— Ты…
— Для меня всё это тяжело – семья, дети. Шаг, на который я бы никогда не пошёл добровольно… но в тебе я увидел что-то… что стоило этого, понимаешь? Ты стоишь того, чтобы рискнуть и идти против своих страхов. Нам ещё понадобиться время, чтобы притереться друг к другу, но у нас в запасе целая жизнь. Я не обещаю тебе исправиться и не клянусь… быть самым любящим. Но я буду надёжным настолько, насколько смогу и сделаю всё для нашей стаи. Ты моя волчица и я тебя признал. Это…

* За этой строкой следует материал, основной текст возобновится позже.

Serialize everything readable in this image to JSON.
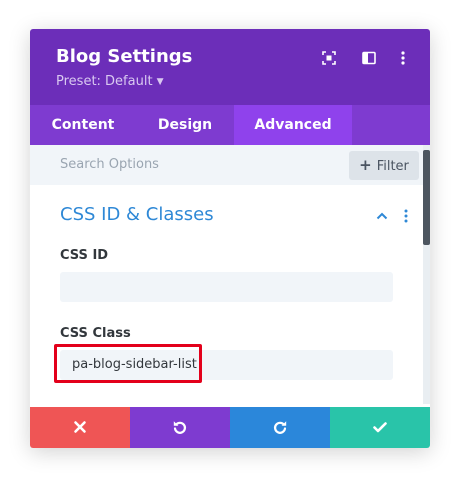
{
  "header": {
    "title": "Blog Settings",
    "preset_label": "Preset: Default",
    "icons": [
      "fullscreen-icon",
      "sidebar-toggle-icon",
      "more-options-icon"
    ]
  },
  "tabs": [
    {
      "label": "Content",
      "active": false
    },
    {
      "label": "Design",
      "active": false
    },
    {
      "label": "Advanced",
      "active": true
    }
  ],
  "search": {
    "placeholder": "Search Options",
    "filter_label": "Filter"
  },
  "section": {
    "title": "CSS ID & Classes",
    "expanded": true
  },
  "fields": {
    "css_id": {
      "label": "CSS ID",
      "value": ""
    },
    "css_class": {
      "label": "CSS Class",
      "value": "pa-blog-sidebar-list"
    }
  },
  "footer": {
    "buttons": [
      "cancel",
      "undo",
      "redo",
      "save"
    ]
  },
  "colors": {
    "header_bg": "#6c2eb9",
    "tabs_bg": "#7e3bd0",
    "active_tab_bg": "#8f42ec",
    "section_title": "#2e88d6",
    "highlight": "#e3001b",
    "cancel": "#ef5555",
    "undo": "#7e3bd0",
    "redo": "#2b87da",
    "save": "#29c4a9"
  }
}
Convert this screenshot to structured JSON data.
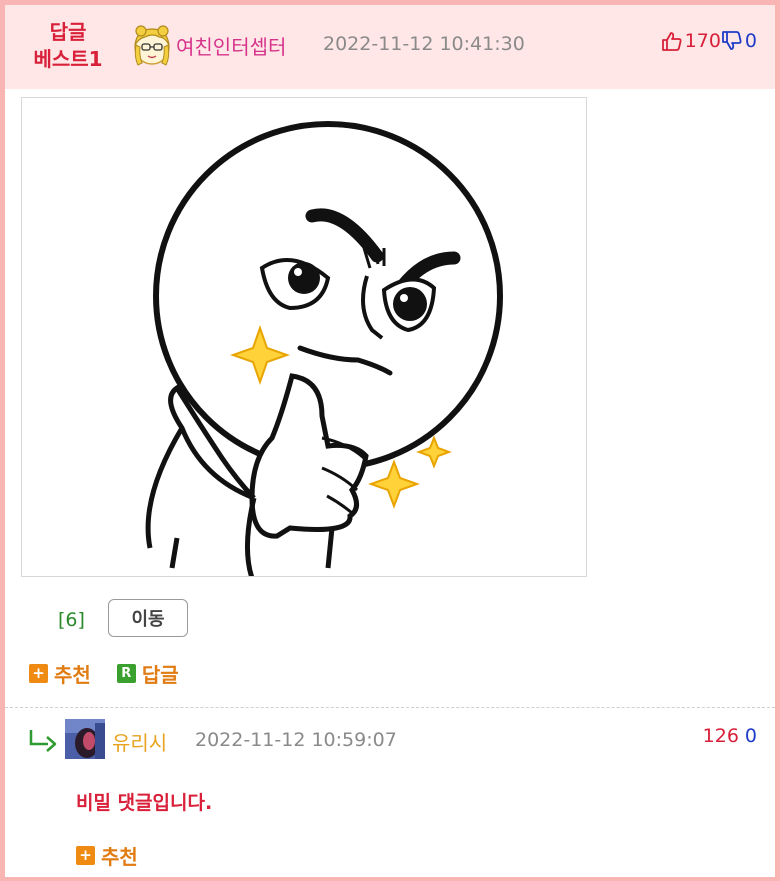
{
  "best_comment": {
    "badge": "답글 베스트1",
    "badge_line1": "답글",
    "badge_line2": "베스트1",
    "author": "여친인터셉터",
    "datetime": "2022-11-12 10:41:30",
    "upvotes": "170",
    "downvotes": "0",
    "image_alt_icon": "thumbs-up-sticker",
    "bracket_count": "[6]",
    "move_label": "이동",
    "recommend_label": "추천",
    "reply_label": "답글"
  },
  "reply_comment": {
    "author": "유리시",
    "datetime": "2022-11-12 10:59:07",
    "upvotes": "126",
    "downvotes": "0",
    "body": "비밀 댓글입니다.",
    "recommend_label": "추천"
  },
  "icons": {
    "plus_square": "+",
    "reply_square": "R"
  },
  "colors": {
    "frame_border": "#f9b4b4",
    "header_bg": "#ffe7e7",
    "accent_red": "#d9203a",
    "accent_orange": "#e07c12",
    "nick_pink": "#d6348b",
    "nick_yellow": "#e8a321"
  }
}
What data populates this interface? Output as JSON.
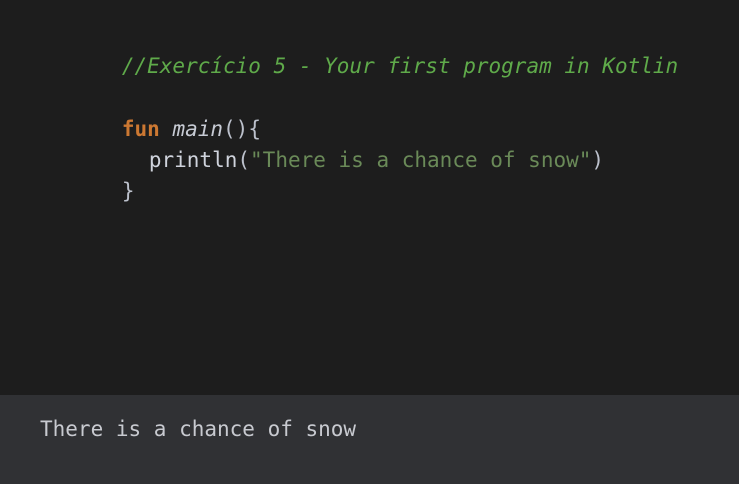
{
  "editor": {
    "comment": "//Exercício 5 - Your first program in Kotlin",
    "keyword_fun": "fun",
    "function_name": "main",
    "parens_open": "()",
    "brace_open": "{",
    "call_name": "println",
    "call_open": "(",
    "string_literal": "\"There is a chance of snow\"",
    "call_close": ")",
    "brace_close": "}"
  },
  "console": {
    "output": "There is a chance of snow"
  },
  "colors": {
    "editor_background": "#1d1d1d",
    "console_background": "#303134",
    "comment": "#5faa4a",
    "keyword": "#cc7832",
    "string": "#6a8a58"
  }
}
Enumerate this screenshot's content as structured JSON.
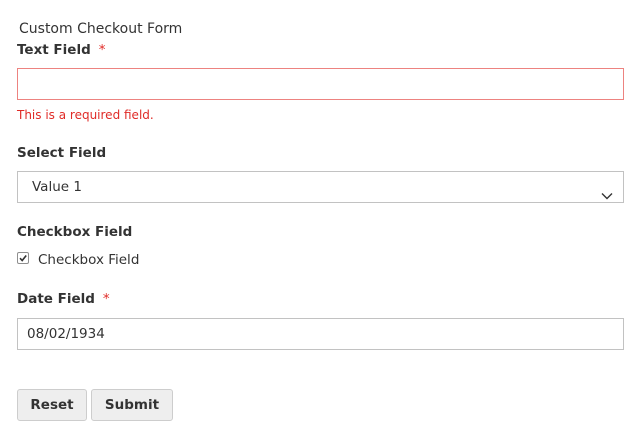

— …много значит, — договаривает за него его жена.
Она понимает. По крайней мере ей кажется, что сейчас она понимает Питера. Потому что до всего этого не смотрела на ситуацию его глазами. Стайлз лишилась матери будучи ребёнком, но та умерла от болезни. А Питер лишился всей семьи за одну ночь и он видел, как они умирали. И он жил с осознанием, что ничего не смог сделать.
И создавать новую семью, видя собственными глазами, что сделали с твоей прошлой – это действительно тяжёлый шаг.
— Да, малышка, — Питер притягивает её к себе и целует.
И Стайлз чувствует себя одновременно счастливой и глупой.
Глупой из-за того, как повела себя, что поставила всех на уши, чуть в конец не перессорила своего мужа и отца, повела себя так по-девчачьи, слишком уж по-девчачьи, хотя считала себя выше каких-то мелких истерик.
А счастливой из-за того, что для Питера она не пустой звук и… она не может требовать от него чего-то большего, они ведь не любили друг друга до свадьбы, да и сам брак был вынужденным, но теперь у Стайлз была уверенность, что всё это ещё может оказаться чем-то счастливым и прекрасным.
— Если хочешь, — Хейл отстраняется, но уже держит её в крепких объятиях и смотрит прямо в глаза, — то мы можем пройти обряд на доверие.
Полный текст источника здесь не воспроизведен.